We were joined by TV host Luisa Norbis and our guest-musician Sergio Berdichevsky, a hard-rock legend from Argentina. Sergio actually played our 3D-printed guitars in camera which demonstrated how our body architecture designs augment the musician’s expressions both in terms of sound and aesthetics!
We had a relaxed, interesting conversation about the feedback loop that our work creates between architecture, music and the human body through our innovative approach to posture and anthropometric adaptations in the forms of our curvaceous instruments.
How are you preparing your exhibition to be featured at La Usina del Arte? How do you feel about the opportunity?
This is a fantastic opportunity for me to share the work of MONAD Studio and my own personal research with the crowds in Buenos Aires! The Bienal Internacional de Arquitectura de Buenos Aires has a long, well-established tradition of bringing some of the very best exhibitions and speakers to La Usina del Arte, and this is my hometown. Additionally, both my parents had their work exhibited at the Bienal many times – their practice Estudio STAFF was also exhibited at MoMA in New York and so was MONAD Studio’s! It seems like we are involved in a longer-span conversation through the generations of Goldembergs. My father, Jorge Din Goldemberg, had also received the gold medal recognition for best work in the Bienal, given to him by famous Italian architect, Carlo Aymonino.
I feel very proud to be able to present my own exhibition entitled “FEEDback” where I will be creating a 3D mural installation that displays some of the music instruments that were printed at FIU Miami Beach Urban Studios (MBUS), as well as graphics and videos of the work of many outstanding international colleagues. This installation will also be the kickstart of a longer-term collaboration between FIU and the UADE Foundation – Universidad Argentina de la Empresa whose architecture students and faculty will work with me to build this ambitious, trans-disciplinar project.
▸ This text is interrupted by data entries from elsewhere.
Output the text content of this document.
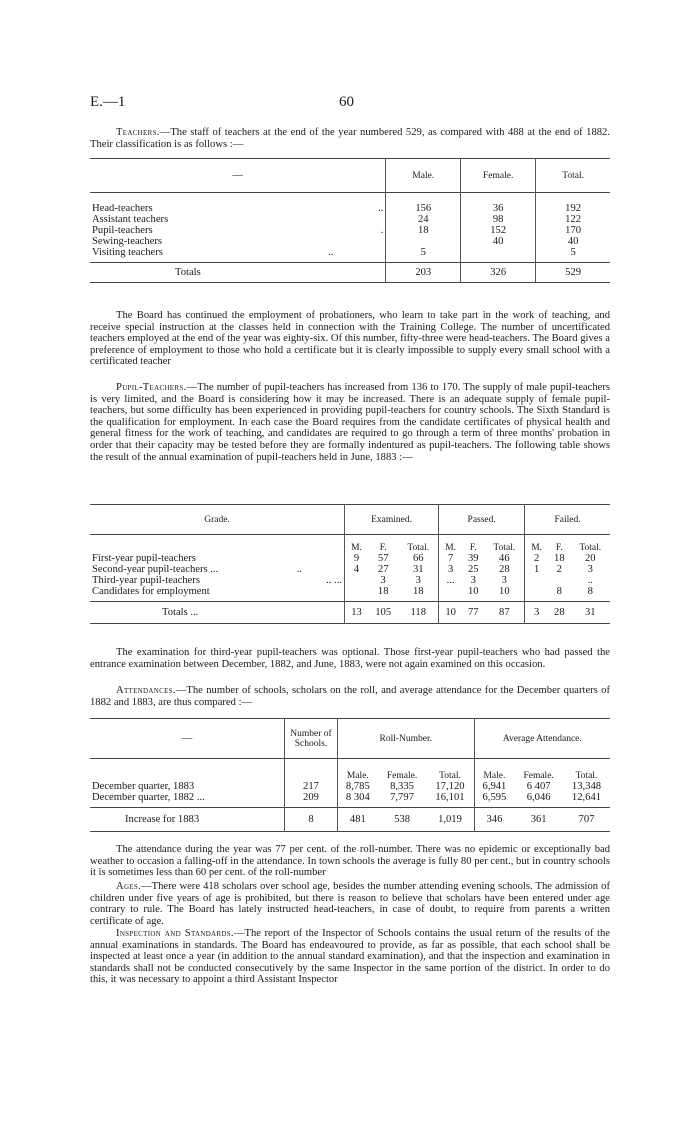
E.—1	60

Teachers.—The staff of teachers at the end of the year numbered 529, as compared with 488 at the end of 1882. Their classification is as follows :—

—	Male.	Female.	Total.

Head-teachers ..	156	36	192
Assistant teachers	24	98	122
Pupil-teachers .	18	152	170
Sewing-teachers		40	40
Visiting teachers ..	5		5

Totals	203	326	529

The Board has continued the employment of probationers, who learn to take part in the work of teaching, and receive special instruction at the classes held in connection with the Training College. The number of uncertificated teachers employed at the end of the year was eighty-six. Of this number, fifty-three were head-teachers. The Board gives a preference of employment to those who hold a certificate but it is clearly impossible to supply every small school with a certificated teacher

Pupil-Teachers.—The number of pupil-teachers has increased from 136 to 170. The supply of male pupil-teachers is very limited, and the Board is considering how it may be increased. There is an adequate supply of female pupil-teachers, but some difficulty has been experienced in providing pupil-teachers for country schools. The Sixth Standard is the qualification for employment. In each case the Board requires from the candidate certificates of physical health and general fitness for the work of teaching, and candidates are required to go through a term of three months' probation in order that their capacity may be tested before they are formally indentured as pupil-teachers. The following table shows the result of the annual examination of pupil-teachers held in June, 1883 :—

Grade.	Examined.			Passed.			Failed.		
	M.	F.	Total.	M.	F.	Total.	M.	F.	Total.
First-year pupil-teachers	9	57	66	7	39	46	2	18	20
Second-year pupil-teachers ... ..	4	27	31	3	25	28	1	2	3
Third-year pupil-teachers .. ...		3	3	...	3	3			..
Candidates for employment		18	18		10	10		8	8

Totals ...	13	105	118	10	77	87	3	28	31

The examination for third-year pupil-teachers was optional. Those first-year pupil-teachers who had passed the entrance examination between December, 1882, and June, 1883, were not again examined on this occasion.

Attendances.—The number of schools, scholars on the roll, and average attendance for the December quarters of 1882 and 1883, are thus compared :—

—	Number of Schools.	Roll-Number.			Average Attendance.		
		Male.	Female.	Total.	Male.	Female.	Total.
December quarter, 1883	217	8,785	8,335	17,120	6,941	6 407	13,348
December quarter, 1882 ...	209	8 304	7,797	16,101	6,595	6,046	12,641

Increase for 1883	8	481	538	1,019	346	361	707

The attendance during the year was 77 per cent. of the roll-number. There was no epidemic or exceptionally bad weather to occasion a falling-off in the attendance. In town schools the average is fully 80 per cent., but in country schools it is sometimes less than 60 per cent. of the roll-number

Ages.—There were 418 scholars over school age, besides the number attending evening schools. The admission of children under five years of age is prohibited, but there is reason to believe that scholars have been entered under age contrary to rule. The Board has lately instructed head-teachers, in case of doubt, to require from parents a written certificate of age.

Inspection and Standards.—The report of the Inspector of Schools contains the usual return of the results of the annual examinations in standards. The Board has endeavoured to provide, as far as possible, that each school shall be inspected at least once a year (in addition to the annual standard examination), and that the inspection and examination in standards shall not be conducted consecutively by the same Inspector in the same portion of the district. In order to do this, it was necessary to appoint a third Assistant Inspector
The subject-matter of the show investigates the relation between the body, its technology-infused environment and architecture. It showcases architects, fashion designers, musicians, interactivity designers and stellar names such as Björk, Iris van Herpen, Viktoria Modesta, Anouk Wipprecht and my Department of Architecture colleague, Neil Leach. I will also give a talk as part of the Bienal’s main conference programme. This will be my 5th lecture in Buenos Aires since last June! We are also planning more concerts like the ones we did recently.
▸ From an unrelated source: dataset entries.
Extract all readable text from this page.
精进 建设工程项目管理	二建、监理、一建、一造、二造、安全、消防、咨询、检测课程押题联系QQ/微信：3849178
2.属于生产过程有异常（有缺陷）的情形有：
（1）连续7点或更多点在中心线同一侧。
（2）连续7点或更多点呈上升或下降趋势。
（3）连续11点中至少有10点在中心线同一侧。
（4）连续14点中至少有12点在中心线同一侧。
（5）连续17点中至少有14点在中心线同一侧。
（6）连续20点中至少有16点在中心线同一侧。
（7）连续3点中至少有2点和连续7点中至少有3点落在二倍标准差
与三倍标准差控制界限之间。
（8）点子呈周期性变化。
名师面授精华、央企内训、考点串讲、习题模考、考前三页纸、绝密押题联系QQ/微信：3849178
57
Here is a video of one of their concerts
What inspired you to open your own studio with this distinct modern style?
Veronica and I were students at the Masters program at Columbia University at a time when New York was the epicenter of the “digital revolution” in architecture, and we later taught the
Masters too, after a tenure of 3 years as a designer for Eisenman Architects and Asymptote Architecture. Veronica worked on the World Trade Center project with a mega-team formed by the most avant-garde architects working with 3D technology at the time. These experiences, combined with the fact that I am the son of one of the pioneer architecture studios from Argentina, led to our own synthesis once we moved to Miami in 2006 and I became Digital Design Coordinator at FIU Department of Architecture. Since then, we have been able to explore all the 3D-printing and digital fabrication equipment our school progressively acquired, allowing me to deepen the design research as well as work with passionate groups of students in design-build experimental projects.
My practice has evolved from doing speculative, large scale projects such as MONAD Studio’s finalist project for MoMA’s Young Architects Program, to creating enigmatically beautiful, curvaceous and sharp sci-fi looking music instruments, sonic installations and sonic body prostheses like the ones we designed recently for bionic pop artist Viktoria Modesta and for the world-famous icelandic singer, songwriter and actress Björk.
But the most outstanding influences in the work of our design-research practice MONAD Studio are the electric music of Jimi Hendrix and the lush ecosystems in Florida, including the coral reefs and the strangler-fig trees and mangroves. We live in Paradise, after all!
Congratulations and great job Professor Goldemberg!